Americans do need to talk about this. Over the years the higher education industry has enjoyed a boom because of cheap student loans. Fueled by this supply of cheap money, tuition soared.

Now people like Brotherton are struggling with payments.

That $188,307.22 debt she owes for college represents a mortgage that she cannot take out. Brotherton is a well-educated basement dweller.

But students signed up for the loans. They benefit from the education lenders financed. They are responsible for paying it back.

Taxpayers can't bail out millions of students.

***

WOODROW Wilson Crockett was born and raised near Texarkana, Ark., in 1918 and attended a one-room schoolhouse where both of his parents taught. Unable to afford college, he joined the military in 1940, earning the infamous $21 once a month.

The U.S. military paid pilots $245 a month, so Crockett joined the Tuskegee Airmen program, the first black flying unit.

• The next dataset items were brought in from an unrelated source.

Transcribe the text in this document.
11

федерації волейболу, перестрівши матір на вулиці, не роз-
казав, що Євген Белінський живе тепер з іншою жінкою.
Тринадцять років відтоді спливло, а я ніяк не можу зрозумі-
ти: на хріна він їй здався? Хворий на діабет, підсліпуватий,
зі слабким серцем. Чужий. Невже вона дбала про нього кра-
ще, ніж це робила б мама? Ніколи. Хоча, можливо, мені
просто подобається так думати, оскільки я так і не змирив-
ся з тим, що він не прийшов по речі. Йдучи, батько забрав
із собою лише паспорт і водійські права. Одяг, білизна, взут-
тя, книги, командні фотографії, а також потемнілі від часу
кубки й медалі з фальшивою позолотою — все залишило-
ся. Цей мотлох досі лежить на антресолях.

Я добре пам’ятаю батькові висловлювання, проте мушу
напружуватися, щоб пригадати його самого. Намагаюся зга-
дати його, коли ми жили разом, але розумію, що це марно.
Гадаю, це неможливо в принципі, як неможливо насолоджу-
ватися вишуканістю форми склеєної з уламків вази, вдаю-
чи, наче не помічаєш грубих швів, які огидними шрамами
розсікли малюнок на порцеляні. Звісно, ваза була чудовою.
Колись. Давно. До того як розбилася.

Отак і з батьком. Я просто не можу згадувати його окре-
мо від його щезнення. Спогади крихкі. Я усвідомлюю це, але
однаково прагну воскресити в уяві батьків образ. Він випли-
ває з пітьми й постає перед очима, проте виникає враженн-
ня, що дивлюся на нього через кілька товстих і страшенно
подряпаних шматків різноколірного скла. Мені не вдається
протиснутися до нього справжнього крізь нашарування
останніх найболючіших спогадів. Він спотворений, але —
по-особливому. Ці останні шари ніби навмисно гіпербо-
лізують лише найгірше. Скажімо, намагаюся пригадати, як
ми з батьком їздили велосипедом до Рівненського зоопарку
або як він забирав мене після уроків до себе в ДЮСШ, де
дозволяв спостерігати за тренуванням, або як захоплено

He fought discrimination so he could fight the Axis Powers. POWs were treated better than he was.

Still, Crockett flew 149 combat missions in World War II and 45 more in the Korean War. He retired as a lieutenant colonel in 1970.

His honors included the Soldier's Medal for rescuing drowning pilots, the Distinguished Flying Cross, the Meritorious Service Medal, five awards of the Air Medal, the Army Commendation Medal and two awards of the Air Force Commendation Medal.

He and other Tuskegee Airmen received the Congressional Gold Medal, the nation's highest civilian honor, in 2007.

Crockett died last month having left behind good advice for us all: "You just have to have perseverance," he said. "Set your goal and go for it.